Surprisingly, almost 80 years after the overthrow of the sultan and the declaration of an Islamic republic, Turkey also elected an Islamic party majority in the November 2002 election. Other countries throughout the region likewise have experienced gains by fundamentalists.
Egypt's President Anwar Sadat was assassinated in 1982 by Islamic fundamentalists, who 15 years later massacred foreign tourists visiting some of Egypt's ancient monuments in an effort to undermine the national economy by destroying the tourism industry.
In Indonesia, the world's most populous Islamic country, fundamentalists have been killing Christians, and in late 2002 a bombing on the Hindu island of Bali killed almost 200 Western tourists, half of them Australians. In India and the Indian-administered section of Kashmir, Muslim fundamentalists have attacked Hindus and Christians, deliberately trying to provoke conflict between Pakistan and India, two of the world's recent nuclear powers.
In Africa, also, Islamic fundamentalism has left its mark. In Sudan, the Muslims of the north actively persecute the Christians of the south, even taking thousands of them into slavery. In Nigeria's northern Muslim states, sharia law has been introduced, and the most popular name given to newborn boys since Sept. 11, 2001, has been Osama in honor of Osama bin Laden.
One factor in this growth of Islamic fundamentalism is the high birthrate in Islamic countries. In most economically backward countries half the people are young people, as couples tend to have six to eight children. As economic policies in these nations often restrict business activity rather than encourage it, many young people cannot find jobs.
Without a means to support a family, the young men cannot marry. The promise of instantly available young virgins upon death as a martyr in a jihad, or holy war, is tempting, so they believe they have nothing to lose in sacrificing themselves to advance Islamic aims. As an additional incentive, some Islamic governments have given thousands of dollars to the surviving family, a princely sum in the slums of refugee camps.
Dilemma for the West
However, poverty is not the main cause of the problem. Almost all the Sept. 11 suicide bombers came from affluent backgrounds, and Osama bin Laden came from one of the wealthiest families in Saudi Arabia. Many other factors have contributed to the rise of Islamic fundamentalism and subsequent terrorism, including the Israeli-Palestinian problem and the domination of American culture.
Further American intervention in the region is likely to only feed the flames of fundamentalism further in the long run. Not one country in the Arab world can be said to be politically stable. All are at risk from fundamentalists. America really is caught in a no-win situation. The U.S. military may win the wars, but America is unlikely to effectively win the peace.

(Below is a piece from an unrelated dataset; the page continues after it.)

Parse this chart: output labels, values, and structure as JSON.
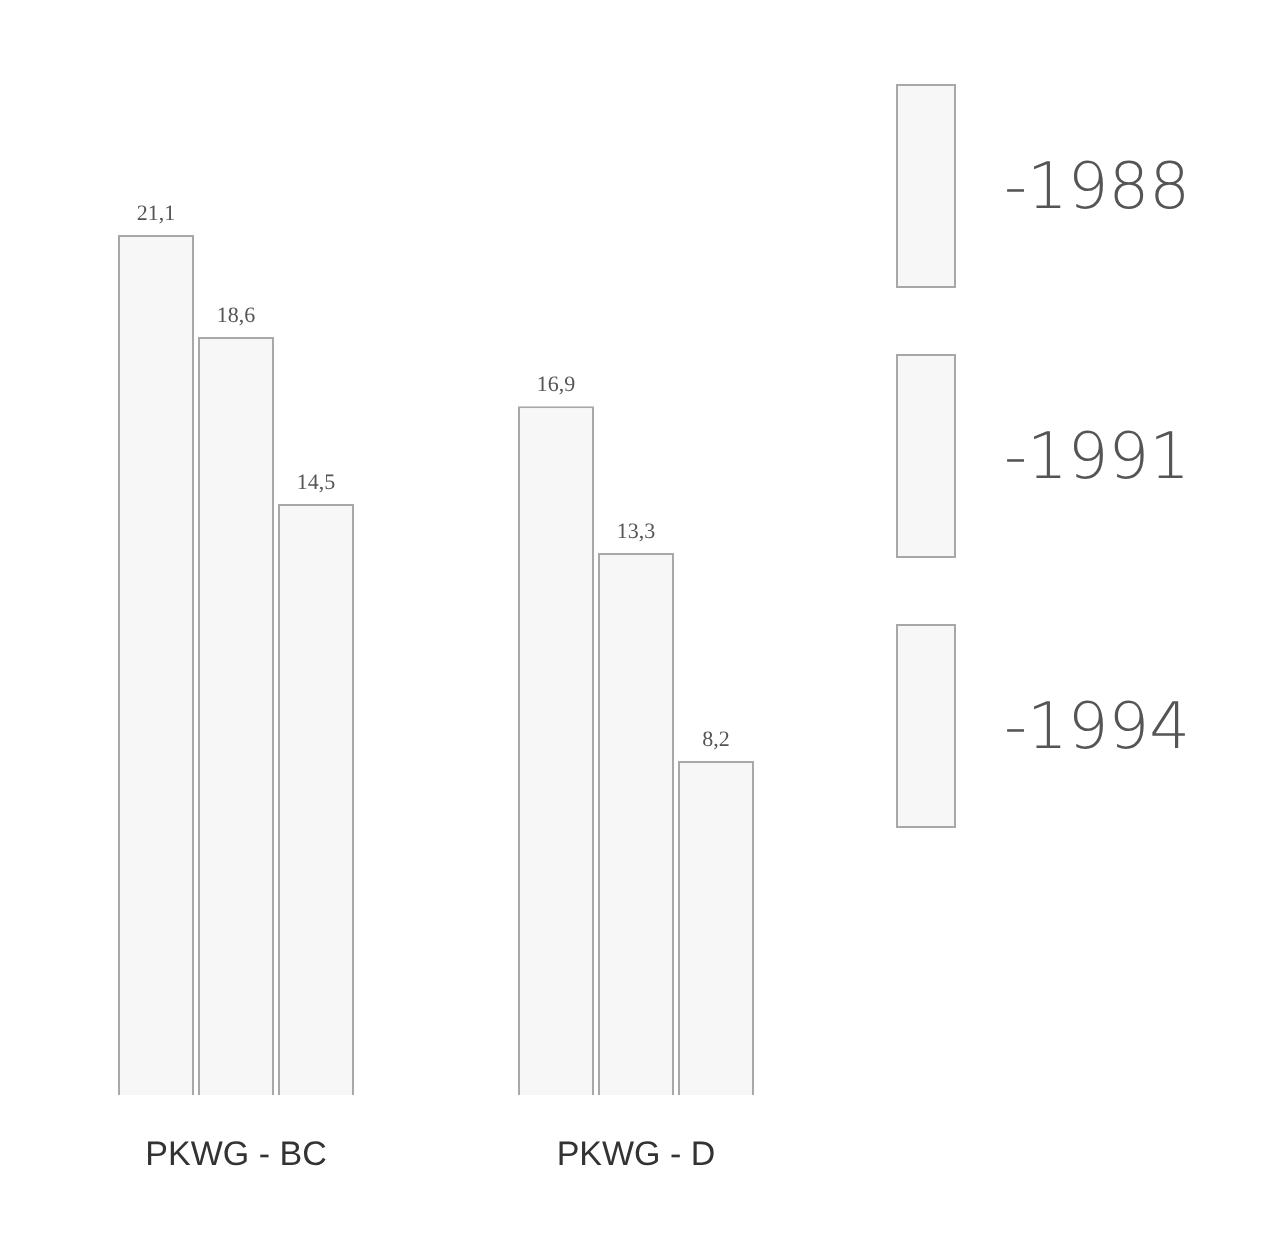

A further complication for the United States and other countries, particularly those of Western Europe, is the presence of Islamic fundamentalists within their own borders, largely the result of changes to immigration laws since World War II. Interestingly, while most Western nations allow immigration from Muslim countries and allow Muslims to become citizens, no Islamic nation allows people from Christian countries to permanently enter and become citizens unless they convert to Islam. The followers of Islam are aware that their religion and Western secular liberalism are incompatible.
Further conflict between the Islamic world and the West is inevitable—and foretold in Bible prophecy, as we'll see in the next chapter.